Pour qui roule la Minusma ?

La question mérite, en effet, d’être posée après la grave accusation, dont les forces armées malienne et nigérienne viennent de faire l’objet de la part de la Minusma.

 

La stratégie de la Minusma est connue : chaque fois que les forces armées maliennes sont sur le point d’en finir avec les Groupes narcoterroristes, elle les accuse d’atteinte aux droits de l’Homme. Ou d’exécutions extrajudiciaires. Comme c’est le cas le week-end dernier, sur les antennes de RFI.

Accusations farfelues

Selon Guillaume N’Gefa, directeur de la division des droits de l’Homme de la Minusma, « l’armée malienne a commis 101 exécutions extrajudiciaires entre le 1er janvier et le 31 mars ».
Selon la note trimestrielle de la Minusma, ces exécutions ont été commises dans le cercle de Niono et au Centre du pays.
En revanche, chaque fois que les Groupes narcoterroristes brulent des villages, tuent femmes et enfants, la division des droits de l’Homme de la Minusma ne trouve rien à dire. Elle se contente d’un communiqué laconique, dans lequel elle condamne ces actes.
Pire, les prétendues enquêtes, menées sur ces crimes, ne sont jamais suivies d’actes concrets permettant d’y mettre fin.
Mais dès que les forces armées maliennes mettent les Groupes djihadistes en position de faiblesse, la Minusma accuse les FAMA de refuser de se laisser conduire à l’abattoir par les terroristes.

Les Groupes terroristes au bord de la défaite

Lors de l’attaque, lancée la semaine dernière, contre un camp militaire de Kouakrou, dans le centre du pays, les Groupes narcoterroristes ont subi l’une des plus grandes défaites de leur existence. Plusieurs d’entre eux ont été neutralisés ou faits prisonniers. Leurs véhicules ont été incendiés.
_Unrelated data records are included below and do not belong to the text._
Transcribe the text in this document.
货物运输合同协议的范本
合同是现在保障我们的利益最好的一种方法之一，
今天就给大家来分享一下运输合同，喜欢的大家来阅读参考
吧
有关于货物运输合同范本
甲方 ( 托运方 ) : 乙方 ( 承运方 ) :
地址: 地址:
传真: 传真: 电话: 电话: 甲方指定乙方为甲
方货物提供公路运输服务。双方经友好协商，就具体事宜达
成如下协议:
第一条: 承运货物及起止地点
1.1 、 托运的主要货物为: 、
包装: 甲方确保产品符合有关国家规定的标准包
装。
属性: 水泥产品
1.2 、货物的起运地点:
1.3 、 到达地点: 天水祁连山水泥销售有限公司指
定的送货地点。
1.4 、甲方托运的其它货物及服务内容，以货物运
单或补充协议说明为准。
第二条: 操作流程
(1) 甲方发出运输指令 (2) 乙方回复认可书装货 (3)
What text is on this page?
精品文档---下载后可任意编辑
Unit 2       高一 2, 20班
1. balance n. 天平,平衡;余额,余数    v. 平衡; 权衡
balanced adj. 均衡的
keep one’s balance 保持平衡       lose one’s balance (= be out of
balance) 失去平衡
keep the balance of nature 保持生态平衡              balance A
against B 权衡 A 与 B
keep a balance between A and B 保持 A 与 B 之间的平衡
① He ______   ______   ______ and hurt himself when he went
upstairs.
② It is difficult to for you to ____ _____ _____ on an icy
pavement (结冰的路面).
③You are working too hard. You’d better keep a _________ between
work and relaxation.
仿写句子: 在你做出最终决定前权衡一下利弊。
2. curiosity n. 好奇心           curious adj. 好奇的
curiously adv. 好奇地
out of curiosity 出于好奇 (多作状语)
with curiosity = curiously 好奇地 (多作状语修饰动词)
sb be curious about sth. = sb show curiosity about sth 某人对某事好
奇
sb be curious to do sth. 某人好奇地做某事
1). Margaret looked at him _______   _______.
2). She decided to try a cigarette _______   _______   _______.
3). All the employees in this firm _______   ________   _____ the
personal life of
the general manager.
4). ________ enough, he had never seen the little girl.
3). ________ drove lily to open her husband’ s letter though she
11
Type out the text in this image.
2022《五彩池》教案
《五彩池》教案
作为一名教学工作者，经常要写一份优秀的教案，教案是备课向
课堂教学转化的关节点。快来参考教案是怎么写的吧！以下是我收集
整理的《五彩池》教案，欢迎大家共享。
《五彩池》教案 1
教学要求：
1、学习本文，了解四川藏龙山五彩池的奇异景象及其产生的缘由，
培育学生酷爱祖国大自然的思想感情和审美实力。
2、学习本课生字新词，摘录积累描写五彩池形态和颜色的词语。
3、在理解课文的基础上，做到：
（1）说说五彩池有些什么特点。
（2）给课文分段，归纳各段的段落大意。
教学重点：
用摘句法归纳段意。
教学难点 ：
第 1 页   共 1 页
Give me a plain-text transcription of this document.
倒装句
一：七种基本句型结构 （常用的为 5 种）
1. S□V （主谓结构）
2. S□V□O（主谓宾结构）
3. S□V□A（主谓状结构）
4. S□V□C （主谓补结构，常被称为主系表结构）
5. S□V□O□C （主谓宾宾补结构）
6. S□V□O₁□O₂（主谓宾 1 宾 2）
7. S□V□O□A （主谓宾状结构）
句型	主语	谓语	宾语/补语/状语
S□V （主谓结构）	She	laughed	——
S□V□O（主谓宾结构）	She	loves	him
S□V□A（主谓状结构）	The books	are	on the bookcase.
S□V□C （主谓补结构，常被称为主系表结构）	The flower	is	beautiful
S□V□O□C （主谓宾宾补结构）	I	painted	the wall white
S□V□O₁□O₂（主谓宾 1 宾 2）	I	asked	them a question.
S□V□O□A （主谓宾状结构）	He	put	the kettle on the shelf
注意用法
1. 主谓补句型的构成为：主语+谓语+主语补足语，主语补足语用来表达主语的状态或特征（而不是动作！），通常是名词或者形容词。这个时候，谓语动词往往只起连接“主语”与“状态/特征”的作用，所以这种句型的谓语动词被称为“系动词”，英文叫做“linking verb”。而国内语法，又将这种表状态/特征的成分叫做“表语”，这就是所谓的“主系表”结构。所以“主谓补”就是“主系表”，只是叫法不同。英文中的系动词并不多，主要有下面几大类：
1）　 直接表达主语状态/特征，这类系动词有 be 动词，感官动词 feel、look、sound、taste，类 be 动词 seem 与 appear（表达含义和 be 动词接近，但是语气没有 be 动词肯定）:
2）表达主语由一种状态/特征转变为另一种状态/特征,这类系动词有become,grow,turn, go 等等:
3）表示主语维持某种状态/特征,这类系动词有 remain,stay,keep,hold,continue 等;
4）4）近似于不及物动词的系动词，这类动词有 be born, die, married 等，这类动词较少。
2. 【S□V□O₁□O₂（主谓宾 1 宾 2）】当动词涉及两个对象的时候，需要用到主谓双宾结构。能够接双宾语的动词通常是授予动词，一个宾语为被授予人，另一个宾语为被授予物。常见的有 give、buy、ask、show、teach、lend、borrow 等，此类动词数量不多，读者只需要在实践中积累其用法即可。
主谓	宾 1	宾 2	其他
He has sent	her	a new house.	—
Des armes et munitions ont été saisies et montrées à la télévision nationale.
Mais le lendemain, coup de théâtre : pour battre en brèche cette victoire de l’armée malienne, la Minusma se fend d’un rapport dans lequel elle l’accuse « d’exécutions extrajudiciaires ».
Et pour donner plus d’écho à ses accusations, le directeur de la division des droits de l’Homme de la Minusma intervient sur les antennes de RFI.
Pour respecter les droits de l’Homme, les soldats maliens doivent-ils se laisser tuer par les Groupes djihadistes ?
Pour donner plus de crédibilité à ses accusations, la Minusma tente d’y associer l’armée nigérienne, accusée à son tour d’être « responsable de 34 exécutions en territoire malien, à la frontière avec le Niger ».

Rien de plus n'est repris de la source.